Two years ago, I decided I wanted to try and have a baby. I had worked at my brick and mortar job for five years and had established a great reputation for being dependable and responsible. I had received two promotions in the years I had worked there and knew I had not reached a glass ceiling. When I finally did get pregnant, everyone seemed to be happy for me. I could tell there was a little doubt wondering if I would still be as dependable as before.
What I Thought Would Happen
I was not known for being naive, but my thoughts were surely headed there. I believed that I would be super mom. I mean I was in charge of twelve employees so I definitely could handle my career and a baby. Women did it all the time and it seemed almost effortless. To make matters even better I was going to nurse my child for a year and still try to earn that promotion I so wanted a work.
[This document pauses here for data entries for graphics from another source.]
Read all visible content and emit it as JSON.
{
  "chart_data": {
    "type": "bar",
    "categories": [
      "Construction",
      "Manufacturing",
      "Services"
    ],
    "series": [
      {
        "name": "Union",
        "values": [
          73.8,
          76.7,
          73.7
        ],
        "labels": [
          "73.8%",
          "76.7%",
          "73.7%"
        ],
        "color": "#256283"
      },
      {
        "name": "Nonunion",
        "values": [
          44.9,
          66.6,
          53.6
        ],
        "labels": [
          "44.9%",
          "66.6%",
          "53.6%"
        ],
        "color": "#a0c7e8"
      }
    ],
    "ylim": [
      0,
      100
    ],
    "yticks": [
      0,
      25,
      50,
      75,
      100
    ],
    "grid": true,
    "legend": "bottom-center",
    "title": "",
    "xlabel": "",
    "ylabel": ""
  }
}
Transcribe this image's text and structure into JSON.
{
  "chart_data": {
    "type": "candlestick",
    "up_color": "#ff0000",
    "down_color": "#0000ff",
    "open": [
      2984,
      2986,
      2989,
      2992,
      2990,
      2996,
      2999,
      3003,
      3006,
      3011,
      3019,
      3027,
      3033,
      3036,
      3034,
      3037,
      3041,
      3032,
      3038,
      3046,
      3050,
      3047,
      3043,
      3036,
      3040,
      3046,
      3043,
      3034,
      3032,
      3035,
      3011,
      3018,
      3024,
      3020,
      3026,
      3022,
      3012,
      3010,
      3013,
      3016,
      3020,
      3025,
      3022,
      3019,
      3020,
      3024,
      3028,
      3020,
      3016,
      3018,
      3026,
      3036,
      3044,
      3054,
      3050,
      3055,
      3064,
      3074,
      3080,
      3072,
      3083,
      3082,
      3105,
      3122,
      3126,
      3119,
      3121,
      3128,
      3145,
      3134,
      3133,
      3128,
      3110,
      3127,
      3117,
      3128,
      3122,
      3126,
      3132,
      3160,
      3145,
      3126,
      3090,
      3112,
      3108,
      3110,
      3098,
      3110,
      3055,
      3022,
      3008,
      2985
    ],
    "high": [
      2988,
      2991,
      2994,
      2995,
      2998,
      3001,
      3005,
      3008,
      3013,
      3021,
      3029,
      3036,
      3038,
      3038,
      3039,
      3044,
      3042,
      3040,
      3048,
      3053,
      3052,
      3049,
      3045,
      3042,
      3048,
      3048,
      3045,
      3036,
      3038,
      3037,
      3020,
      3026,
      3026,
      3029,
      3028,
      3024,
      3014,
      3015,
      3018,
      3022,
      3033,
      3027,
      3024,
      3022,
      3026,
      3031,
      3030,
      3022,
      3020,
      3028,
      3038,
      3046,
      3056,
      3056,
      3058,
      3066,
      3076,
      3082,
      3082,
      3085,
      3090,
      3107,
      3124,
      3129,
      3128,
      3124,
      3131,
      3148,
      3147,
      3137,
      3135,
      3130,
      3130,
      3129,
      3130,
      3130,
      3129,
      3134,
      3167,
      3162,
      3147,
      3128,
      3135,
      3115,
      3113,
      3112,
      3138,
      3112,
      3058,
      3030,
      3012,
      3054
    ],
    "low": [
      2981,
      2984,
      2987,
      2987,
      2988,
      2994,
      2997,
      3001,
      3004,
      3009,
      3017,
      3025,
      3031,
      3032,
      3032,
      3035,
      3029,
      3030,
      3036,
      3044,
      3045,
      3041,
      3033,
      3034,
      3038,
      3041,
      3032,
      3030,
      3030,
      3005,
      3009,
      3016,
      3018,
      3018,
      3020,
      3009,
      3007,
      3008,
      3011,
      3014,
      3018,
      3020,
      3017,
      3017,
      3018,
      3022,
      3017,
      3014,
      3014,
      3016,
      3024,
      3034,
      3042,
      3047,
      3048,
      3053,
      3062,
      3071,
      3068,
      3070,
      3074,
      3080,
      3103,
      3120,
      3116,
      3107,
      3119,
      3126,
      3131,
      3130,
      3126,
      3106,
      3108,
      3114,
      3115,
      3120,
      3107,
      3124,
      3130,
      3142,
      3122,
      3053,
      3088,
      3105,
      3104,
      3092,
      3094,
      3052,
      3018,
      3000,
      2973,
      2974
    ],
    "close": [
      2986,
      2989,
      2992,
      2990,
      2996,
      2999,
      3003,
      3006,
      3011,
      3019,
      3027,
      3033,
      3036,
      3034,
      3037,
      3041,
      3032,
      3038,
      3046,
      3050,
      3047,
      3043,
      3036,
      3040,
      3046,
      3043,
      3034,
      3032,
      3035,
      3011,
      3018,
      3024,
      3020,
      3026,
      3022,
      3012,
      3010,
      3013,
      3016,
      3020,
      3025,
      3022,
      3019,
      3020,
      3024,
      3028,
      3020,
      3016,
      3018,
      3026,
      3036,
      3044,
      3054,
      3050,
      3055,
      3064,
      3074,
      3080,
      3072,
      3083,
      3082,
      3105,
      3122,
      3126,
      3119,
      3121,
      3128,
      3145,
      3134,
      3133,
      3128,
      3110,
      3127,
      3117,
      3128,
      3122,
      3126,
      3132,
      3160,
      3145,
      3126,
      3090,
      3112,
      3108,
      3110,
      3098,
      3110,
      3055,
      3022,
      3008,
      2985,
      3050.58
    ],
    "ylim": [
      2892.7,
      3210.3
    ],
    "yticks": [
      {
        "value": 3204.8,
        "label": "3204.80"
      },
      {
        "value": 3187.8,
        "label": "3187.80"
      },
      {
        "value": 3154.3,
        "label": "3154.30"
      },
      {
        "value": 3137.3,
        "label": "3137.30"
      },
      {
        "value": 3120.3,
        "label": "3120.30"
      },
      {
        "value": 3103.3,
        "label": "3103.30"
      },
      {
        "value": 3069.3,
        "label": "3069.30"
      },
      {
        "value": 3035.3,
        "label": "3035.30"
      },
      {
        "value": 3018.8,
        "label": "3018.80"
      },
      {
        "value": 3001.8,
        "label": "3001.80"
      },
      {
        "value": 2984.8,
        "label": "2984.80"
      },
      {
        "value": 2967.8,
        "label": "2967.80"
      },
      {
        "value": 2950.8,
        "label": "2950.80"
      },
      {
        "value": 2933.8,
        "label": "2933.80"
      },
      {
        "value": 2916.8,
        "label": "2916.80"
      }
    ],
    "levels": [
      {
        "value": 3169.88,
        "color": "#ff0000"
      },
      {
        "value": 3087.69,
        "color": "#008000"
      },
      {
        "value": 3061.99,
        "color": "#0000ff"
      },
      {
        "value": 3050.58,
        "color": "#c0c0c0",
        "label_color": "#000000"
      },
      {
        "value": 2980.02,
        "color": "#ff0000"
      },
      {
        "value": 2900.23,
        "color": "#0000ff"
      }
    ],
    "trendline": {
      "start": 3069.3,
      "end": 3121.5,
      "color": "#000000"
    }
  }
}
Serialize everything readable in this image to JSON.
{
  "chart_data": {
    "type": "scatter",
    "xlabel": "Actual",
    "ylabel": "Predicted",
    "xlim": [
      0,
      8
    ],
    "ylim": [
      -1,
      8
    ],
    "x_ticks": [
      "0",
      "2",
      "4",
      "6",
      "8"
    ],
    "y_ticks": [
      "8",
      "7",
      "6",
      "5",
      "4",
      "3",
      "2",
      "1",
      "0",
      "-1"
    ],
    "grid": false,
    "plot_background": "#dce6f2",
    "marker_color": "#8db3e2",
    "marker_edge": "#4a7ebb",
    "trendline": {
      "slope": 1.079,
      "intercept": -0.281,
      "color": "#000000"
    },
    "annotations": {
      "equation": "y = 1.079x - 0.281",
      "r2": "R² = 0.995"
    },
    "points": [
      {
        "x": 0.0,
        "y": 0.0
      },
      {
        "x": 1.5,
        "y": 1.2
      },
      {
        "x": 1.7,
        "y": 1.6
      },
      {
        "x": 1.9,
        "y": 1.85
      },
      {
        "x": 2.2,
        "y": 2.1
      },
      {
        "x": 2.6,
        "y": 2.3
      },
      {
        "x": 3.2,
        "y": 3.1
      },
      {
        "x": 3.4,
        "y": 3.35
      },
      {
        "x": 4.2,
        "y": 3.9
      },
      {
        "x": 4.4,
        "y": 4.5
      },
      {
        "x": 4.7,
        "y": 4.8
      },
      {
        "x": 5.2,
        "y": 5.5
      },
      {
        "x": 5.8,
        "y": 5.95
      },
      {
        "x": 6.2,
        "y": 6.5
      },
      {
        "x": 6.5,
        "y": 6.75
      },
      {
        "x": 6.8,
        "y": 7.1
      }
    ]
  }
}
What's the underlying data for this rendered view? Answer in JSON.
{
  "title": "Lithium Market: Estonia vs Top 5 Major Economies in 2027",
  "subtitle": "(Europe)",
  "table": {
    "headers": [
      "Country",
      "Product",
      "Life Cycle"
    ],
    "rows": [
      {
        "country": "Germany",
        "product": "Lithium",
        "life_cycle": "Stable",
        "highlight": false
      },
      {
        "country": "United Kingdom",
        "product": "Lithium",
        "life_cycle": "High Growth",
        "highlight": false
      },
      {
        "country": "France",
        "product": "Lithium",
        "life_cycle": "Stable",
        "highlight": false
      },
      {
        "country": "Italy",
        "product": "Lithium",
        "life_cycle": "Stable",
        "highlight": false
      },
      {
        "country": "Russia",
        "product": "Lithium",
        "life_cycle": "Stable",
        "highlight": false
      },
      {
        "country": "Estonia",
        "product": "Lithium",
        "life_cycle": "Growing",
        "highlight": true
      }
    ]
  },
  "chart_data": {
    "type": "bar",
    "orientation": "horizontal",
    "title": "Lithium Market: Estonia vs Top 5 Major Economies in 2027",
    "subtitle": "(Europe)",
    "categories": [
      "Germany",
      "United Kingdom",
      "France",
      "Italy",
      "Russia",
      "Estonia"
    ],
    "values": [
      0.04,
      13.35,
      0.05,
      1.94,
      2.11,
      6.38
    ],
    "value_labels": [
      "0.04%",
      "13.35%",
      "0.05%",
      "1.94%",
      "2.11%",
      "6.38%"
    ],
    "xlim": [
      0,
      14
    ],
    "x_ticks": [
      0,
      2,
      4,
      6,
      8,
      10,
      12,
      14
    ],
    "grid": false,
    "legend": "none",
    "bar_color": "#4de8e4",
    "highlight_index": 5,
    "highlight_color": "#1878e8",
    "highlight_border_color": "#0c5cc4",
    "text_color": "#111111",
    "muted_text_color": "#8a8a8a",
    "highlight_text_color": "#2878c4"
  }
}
I expected that I could go out for six weeks, have the baby, and return to work just as normal.
Reality
I did not understand how people made it being pregnant and working a full-time job. I was exhausted and between getting calls from work in the middle of the night and not getting any sleep due to the position of the baby, I was falling asleep everywhere. I had a hard time both at home and at work trying to keep it all together. I thought once the baby was born, I would not be as tired. Well baby came and instead of having a natural delivery, the doctors performed a cesarean section. Now, I would be out a minimum of eight weeks. Once I went back to work, I was falling apart. I was still hurting; I was trying to nurse during my breaks, and staying awake all night with the baby. Did I really think this was going to work?
New Beginnings
Well, I walked around the next four weeks like a zombie trying to balance work and home life. I had always been proud of my career but now it was getting in the way of my life. I had a new outlook on what was important to me. I quit my job to stay home with my son. I could not bear the thought of not being with him and work was not my first priority any longer. Staying home with my son was the best decision I ever made and some days I still feel like super mom when I can hold a baby and vacuum at the same time. Super mom comes in different meanings for everyone.